12 hundy for a full rotating balanced assembly isnt that bad, bearings are peanuts so that shouldnt be a show stopper and you may get discount if you buy it all off Meyers. Also if you tell Tim what you want and have to work with, he has a lot more options to run with. Freight could be a killer though, how far away are you from him?? Are you rebuilding the heads?? New waterpump and Balancer?? Rockers?? How much do you want to spend?? Just checked out the price for my build nearly 2 years ago from Tim (didn't need crank or rods as it was already a 400 and freight would have killed me anyway!!) and with every gasket and plug under the sun, oil pump, balancer, bearings, mid range timing set, pistons and ring (and assembly lube $5) came to a beers worth over $700. Bought the cam and water pump local.
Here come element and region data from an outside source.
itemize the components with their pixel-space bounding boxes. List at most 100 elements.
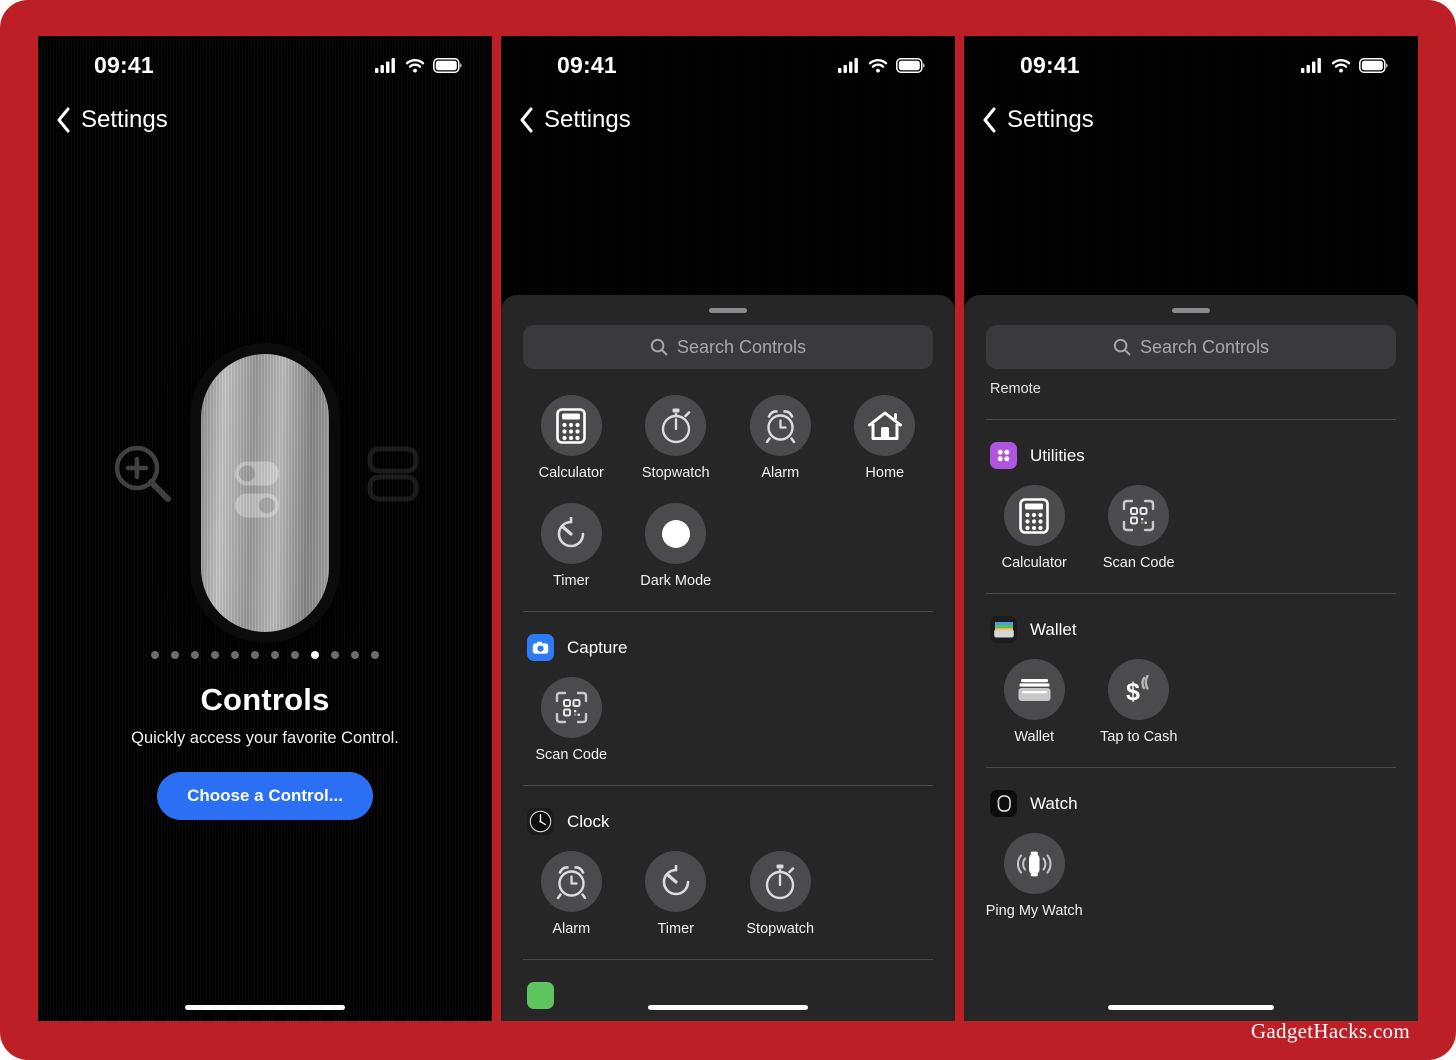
control-tile-scan-code[interactable]: Scan Code: [1087, 469, 1192, 571]
page-dot[interactable]: [271, 651, 279, 659]
cellular-signal-icon: [1301, 57, 1321, 73]
ping-watch-icon: [1003, 833, 1065, 894]
control-label: Timer: [552, 573, 590, 589]
back-button-label[interactable]: Settings: [1007, 106, 1094, 134]
control-tile-alarm[interactable]: Alarm: [728, 379, 833, 481]
watch-app-icon: [990, 790, 1017, 817]
back-button-label[interactable]: Settings: [544, 106, 631, 134]
section-title: Watch: [1030, 793, 1078, 813]
page-dot[interactable]: [231, 651, 239, 659]
wifi-icon: [1331, 58, 1351, 72]
utilities-app-icon: [990, 442, 1017, 469]
status-icons: [375, 57, 462, 73]
control-tile-stopwatch[interactable]: Stopwatch: [624, 379, 729, 481]
phone-screenshots-row: 09:41 Settings Controls Quickly access y…: [38, 36, 1418, 1021]
status-icons: [838, 57, 925, 73]
sheet-grabber[interactable]: [1172, 308, 1210, 313]
choose-a-control-button[interactable]: Choose a Control...: [157, 772, 373, 820]
phone-panel-controls-gallery: 09:41 Settings Search Controls Calculato…: [501, 36, 955, 1021]
control-tile-stopwatch[interactable]: Stopwatch: [728, 835, 833, 937]
control-label: Tap to Cash: [1100, 729, 1178, 745]
gallery-scroll-area[interactable]: Remote Utilities Calculator Scan Code Wa…: [964, 379, 1418, 1021]
dark-mode-icon: [645, 503, 707, 564]
phone-panel-controls-intro: 09:41 Settings Controls Quickly access y…: [38, 36, 492, 1021]
page-dots[interactable]: [38, 651, 492, 659]
shortcuts-layers-icon: [360, 441, 430, 514]
control-label: Calculator: [1001, 555, 1067, 571]
chevron-left-icon[interactable]: [56, 107, 71, 133]
timer-icon: [645, 851, 707, 912]
section-header-connectivity: [501, 960, 955, 1009]
nav-bar[interactable]: Settings: [964, 94, 1418, 146]
status-time: 09:41: [94, 51, 154, 78]
magnifier-plus-icon: [110, 441, 176, 512]
wallet-controls-grid: Wallet $ Tap to Cash: [964, 643, 1418, 745]
toggles-icon: [233, 460, 297, 527]
search-input[interactable]: Search Controls: [523, 325, 933, 369]
control-tile-alarm[interactable]: Alarm: [519, 835, 624, 937]
page-title: Controls: [200, 682, 330, 717]
section-title: Utilities: [1030, 445, 1085, 465]
calculator-icon: [540, 395, 602, 456]
sheet-grabber[interactable]: [709, 308, 747, 313]
control-tile-tap-to-cash[interactable]: $ Tap to Cash: [1087, 643, 1192, 745]
nav-bar[interactable]: Settings: [38, 94, 492, 146]
nav-bar[interactable]: Settings: [501, 94, 955, 146]
site-watermark: GadgetHacks.com: [1250, 1019, 1410, 1043]
status-icons: [1301, 57, 1388, 73]
control-tile-dark-mode[interactable]: Dark Mode: [624, 487, 729, 589]
control-tile-home[interactable]: Home: [833, 379, 938, 481]
alarm-clock-icon: [540, 851, 602, 912]
page-dot[interactable]: [191, 651, 199, 659]
search-input[interactable]: Search Controls: [986, 325, 1396, 369]
page-dot[interactable]: [211, 651, 219, 659]
home-indicator: [648, 1005, 808, 1010]
control-tile-scan-code[interactable]: Scan Code: [519, 661, 624, 763]
page-dot[interactable]: [351, 651, 359, 659]
camera-app-icon: [527, 634, 554, 661]
back-button-label[interactable]: Settings: [81, 106, 168, 134]
qr-scan-icon: [1108, 485, 1170, 546]
page-dot[interactable]: [151, 651, 159, 659]
gallery-scroll-area[interactable]: Calculator Stopwatch Alarm Home Timer Da…: [501, 379, 955, 1021]
search-icon: [650, 338, 668, 356]
control-tile-wallet[interactable]: Wallet: [982, 643, 1087, 745]
control-tile-ping-my-watch[interactable]: Ping My Watch: [982, 817, 1087, 919]
svg-text:$: $: [1126, 678, 1140, 706]
control-tile-calculator[interactable]: Calculator: [519, 379, 624, 481]
control-label: Scan Code: [1102, 555, 1175, 571]
chevron-left-icon[interactable]: [982, 107, 997, 133]
control-label: Timer: [657, 921, 694, 937]
search-placeholder: Search Controls: [676, 336, 807, 357]
partial-control-label-remote: Remote: [990, 381, 1041, 397]
control-label: Home: [865, 465, 905, 481]
control-label: Stopwatch: [641, 465, 710, 481]
stopwatch-icon: [645, 395, 707, 456]
top-controls-grid: Calculator Stopwatch Alarm Home Timer Da…: [501, 379, 955, 589]
control-tile-timer[interactable]: Timer: [624, 835, 729, 937]
control-label: Stopwatch: [746, 921, 815, 937]
status-bar: 09:41: [501, 36, 955, 94]
page-dot-active[interactable]: [311, 651, 319, 659]
page-dot[interactable]: [251, 651, 259, 659]
hero-text-block: Controls Quickly access your favorite Co…: [38, 682, 492, 820]
controls-capsule-graphic: [201, 354, 329, 632]
control-label: Scan Code: [535, 747, 608, 763]
controls-gallery-sheet: Search Controls Calculator Stopwatch Ala…: [501, 295, 955, 1021]
chevron-left-icon[interactable]: [519, 107, 534, 133]
control-label: Ping My Watch: [985, 903, 1083, 919]
section-header-capture: Capture: [501, 612, 955, 661]
dollar-contactless-icon: $: [1108, 659, 1170, 720]
page-dot[interactable]: [291, 651, 299, 659]
page-subtitle: Quickly access your favorite Control.: [131, 729, 399, 747]
page-dot[interactable]: [371, 651, 379, 659]
control-tile-calculator[interactable]: Calculator: [982, 469, 1087, 571]
clock-controls-grid: Alarm Timer Stopwatch: [501, 835, 955, 937]
control-tile-timer[interactable]: Timer: [519, 487, 624, 589]
section-title: Wallet: [1030, 619, 1077, 639]
page-dot[interactable]: [331, 651, 339, 659]
phone-panel-controls-gallery-scrolled: 09:41 Settings Remote Utilities Calculat…: [964, 36, 1418, 1021]
page-dot[interactable]: [171, 651, 179, 659]
red-frame: 09:41 Settings Controls Quickly access y…: [0, 0, 1456, 1060]
clock-app-icon: [527, 808, 554, 835]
Heads were already done and I had to have the block machined and cam bearings fitted (no balancing-should've could've but couldnt afford it). Block from headgasket down completely rebuilt for under 2k. I assembled and reinstalled myself (with help from old mate Griffo at times-praise be to Griffo!!) so saved that.
Still running original rockers and would like to change that sometime as budget allows.
dont know how those prices stack up nearly two years later or what your budget is, but it was cheaper for me to do the kit ex US than buy it from local Aussie dealers. Water pump and cam was a different story. Too close to worry about and less freight.
Advance Auto lists a rebuilt 400 crank & bearings for $175.00 or $218.00. The higher price gets you 10/10 or better rod/main undersize. There is a $34.00 core charge. Pay the core charge and in a few days take the 351M crank back for the refund.
You should be able to get a similar deal at most auto stores.
Summit has the Comp cams K kit for the 265/275 cam. It's summit #CCA-K32-207-3, or Comp #K32-207-3. It includes the timing set as well as the springs & keepers.
Look at Scorpion Performance SCP1024BL on Summit Racing. These are a little expensive, but they save the expense of machining off the pedastal.
Don't for get a set of gaskets, and some break-in oil.
Call Tim Meyer, he can supply all of these parts. If you buy the crank kit locally, you can save on the shipping, but the rest can come from Tim, his prices are fair.